World Bank: Invest in Poor Nations to Fix Global Economy
Justin Yifu Lin, the World Bank’s chief economist, has a proposed fix for the world’s hurting economy: Rich nations – such as the U.S. and China – should invest in poor nations. According to Lin, if developed countries invest in the building of highways, electric power and other basics, the recipient nations will eventually become customers and buy exports from the richer nations/investors:
Justin Yifu Lin said that the global financial crisis should have a global solution, arguing that if low-income countries get investments in electric power, highways and other fundamentals, they’ll escape poverty, grow in a sustainable way and be able to buy exports from countries such as the United States.
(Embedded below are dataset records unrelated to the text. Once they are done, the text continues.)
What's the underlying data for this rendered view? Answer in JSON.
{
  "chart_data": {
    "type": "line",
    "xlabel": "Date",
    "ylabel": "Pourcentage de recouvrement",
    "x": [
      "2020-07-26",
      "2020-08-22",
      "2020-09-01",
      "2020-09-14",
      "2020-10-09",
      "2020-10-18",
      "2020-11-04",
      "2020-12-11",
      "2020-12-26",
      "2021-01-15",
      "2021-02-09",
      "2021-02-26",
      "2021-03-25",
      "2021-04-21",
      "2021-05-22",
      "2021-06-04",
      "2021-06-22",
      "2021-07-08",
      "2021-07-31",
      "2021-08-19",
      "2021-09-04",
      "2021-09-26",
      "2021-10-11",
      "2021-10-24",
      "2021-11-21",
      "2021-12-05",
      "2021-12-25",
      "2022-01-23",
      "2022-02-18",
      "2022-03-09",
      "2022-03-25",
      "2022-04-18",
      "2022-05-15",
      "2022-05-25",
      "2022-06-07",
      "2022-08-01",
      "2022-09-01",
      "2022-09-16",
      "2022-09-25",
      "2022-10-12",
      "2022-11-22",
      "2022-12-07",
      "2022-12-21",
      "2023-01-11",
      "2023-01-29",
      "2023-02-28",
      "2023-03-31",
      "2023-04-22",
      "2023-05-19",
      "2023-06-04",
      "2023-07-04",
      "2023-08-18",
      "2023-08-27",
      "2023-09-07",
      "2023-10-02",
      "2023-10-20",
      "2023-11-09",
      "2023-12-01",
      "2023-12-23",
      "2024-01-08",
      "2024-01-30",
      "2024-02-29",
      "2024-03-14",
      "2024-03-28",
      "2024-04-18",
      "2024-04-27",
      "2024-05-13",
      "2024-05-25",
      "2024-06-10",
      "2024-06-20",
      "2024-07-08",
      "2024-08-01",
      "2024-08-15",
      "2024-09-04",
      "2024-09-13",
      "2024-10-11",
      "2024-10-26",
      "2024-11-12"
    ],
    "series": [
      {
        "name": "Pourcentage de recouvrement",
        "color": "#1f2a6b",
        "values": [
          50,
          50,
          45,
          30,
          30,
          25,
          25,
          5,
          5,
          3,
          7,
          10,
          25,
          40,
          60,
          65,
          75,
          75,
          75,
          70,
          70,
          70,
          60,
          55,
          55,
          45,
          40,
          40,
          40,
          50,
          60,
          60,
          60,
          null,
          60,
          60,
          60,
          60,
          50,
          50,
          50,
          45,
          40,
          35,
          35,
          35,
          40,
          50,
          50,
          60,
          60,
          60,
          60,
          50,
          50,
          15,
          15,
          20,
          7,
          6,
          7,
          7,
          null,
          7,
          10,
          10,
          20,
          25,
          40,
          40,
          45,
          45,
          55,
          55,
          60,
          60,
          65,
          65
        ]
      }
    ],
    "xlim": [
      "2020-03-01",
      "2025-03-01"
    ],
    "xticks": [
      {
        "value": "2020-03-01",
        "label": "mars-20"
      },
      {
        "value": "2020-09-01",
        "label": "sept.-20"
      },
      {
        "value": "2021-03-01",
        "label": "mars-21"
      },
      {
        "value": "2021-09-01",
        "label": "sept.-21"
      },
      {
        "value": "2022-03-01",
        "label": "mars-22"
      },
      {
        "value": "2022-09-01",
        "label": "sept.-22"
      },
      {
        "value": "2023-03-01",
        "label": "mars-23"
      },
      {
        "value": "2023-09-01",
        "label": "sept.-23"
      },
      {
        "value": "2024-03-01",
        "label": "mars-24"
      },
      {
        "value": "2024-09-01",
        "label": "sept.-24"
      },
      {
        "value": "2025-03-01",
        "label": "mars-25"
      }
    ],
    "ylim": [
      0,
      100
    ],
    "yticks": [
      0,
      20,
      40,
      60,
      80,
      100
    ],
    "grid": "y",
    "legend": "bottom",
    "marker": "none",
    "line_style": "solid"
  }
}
It’s a concept that has been explored before in the international development arena, although not within the context of a world financial crisis. In 2002,
By stimulating commerce and development at the bottom of the economic pyramid, MNCs could radically improve the lives of billions of people and help bring into being a more stable, less dangerous world. Achieving this goal does not require multinationals to spearhead global social development initiatives for charitable purposes. They need only act in their own self-interest, for there are enormous business benefits to be gained by entering developing markets. In fact, many innovative companies—entrepreneurial outfits and large, established enterprises alike—are already serving the world’s poor in ways that generate strong revenues, lead to greater operating efficiencies, and uncover new sources of innovation. For these companies—and those that follow their lead—building businesses aimed at the bottom of the pyramid promises to provide important competitive advantages as the twenty-first century unfolds.
But is it that easy?
Recently we wrote a post about the ethical problems involved when a powerful MNC (multi national corporation) invests in an impoverished nation. Although the example of Korea’s Daewoo and Madagascar is extreme and a bit different as it deals with the issue of food security, recent developments in Madagascar suggest that foreign direct investment may not always be welcomed by the common citizen of a developing nation.
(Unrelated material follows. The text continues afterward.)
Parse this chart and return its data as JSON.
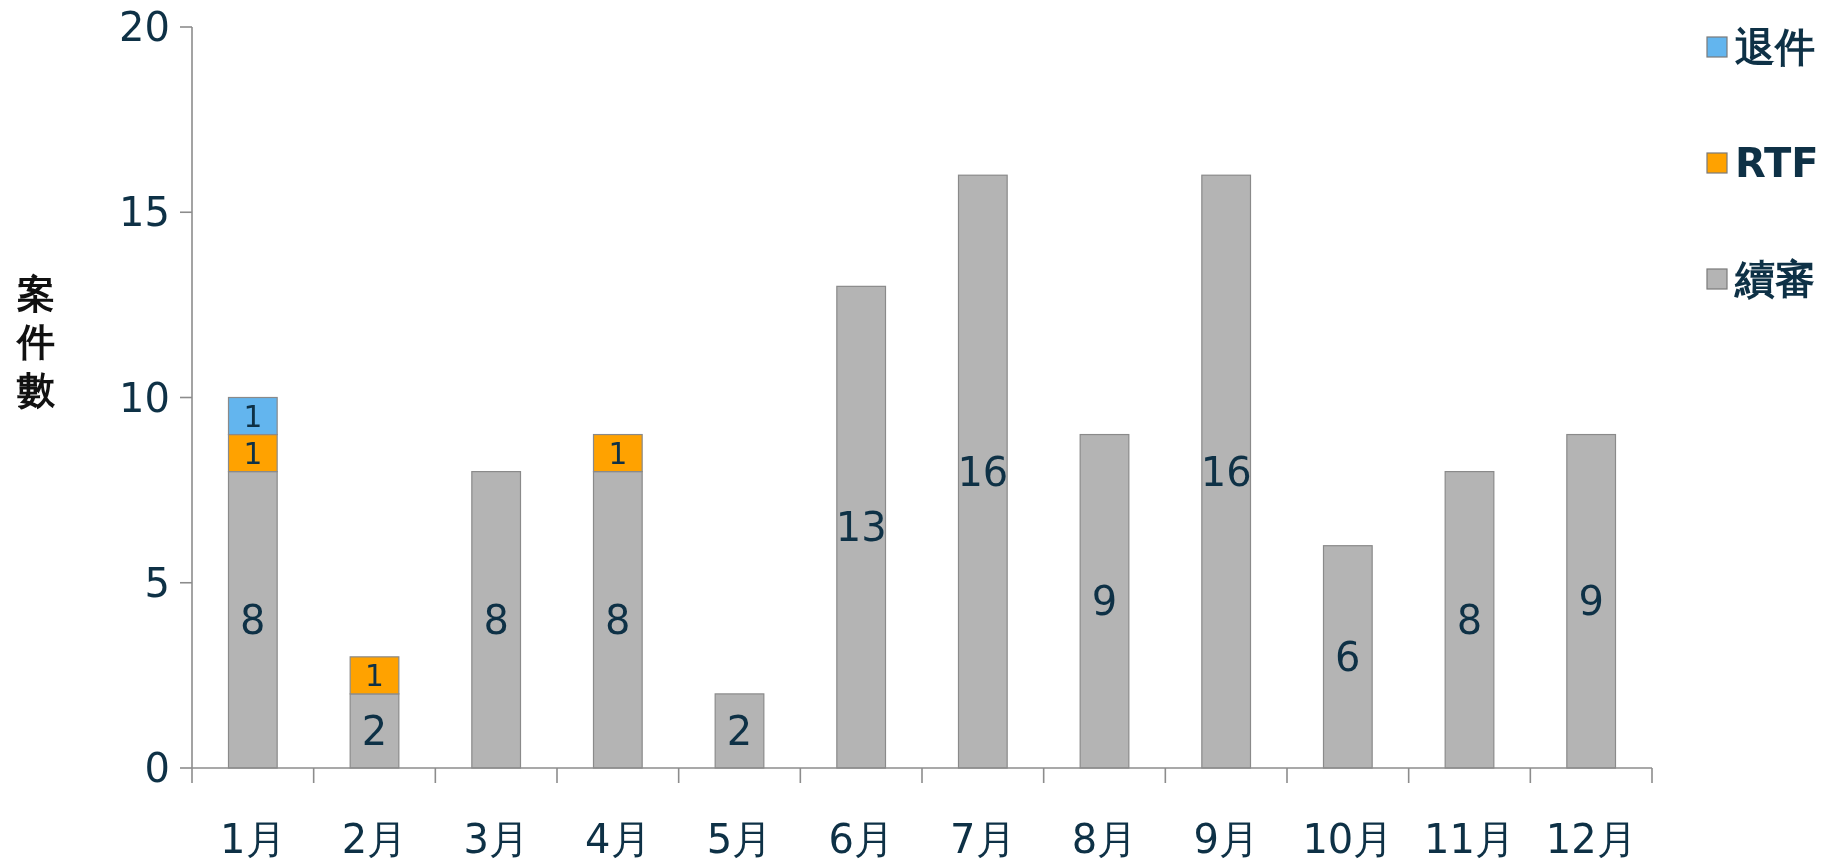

Unrest erupted in Madagascar around the same time we posted our original entry on the Daewoo agreement. And while the current political and civil instability in the country is not directly in reaction to the tenant farming arrangement, BBC suggests that the Daewoo-Madagascar “partnership” may have played a big role in the public’s unhappiness:
The final straw for many was the mooted plan to lease one million acres in the south of the country to the Korean firm Daewoo for intensive farming.
Malagasy people have deep ties with their land and this was seen by many as a betrayal by their president.
And so this opens the door to a host of other potential complications.
Investing in a foreign country, be it developed or not, is always a complicated process. But if done responsibly, it can benefit both the investor and the country invested in. And according to Lin, when rich nations invest in poor ones, the benefits may branch out to the entire world as well.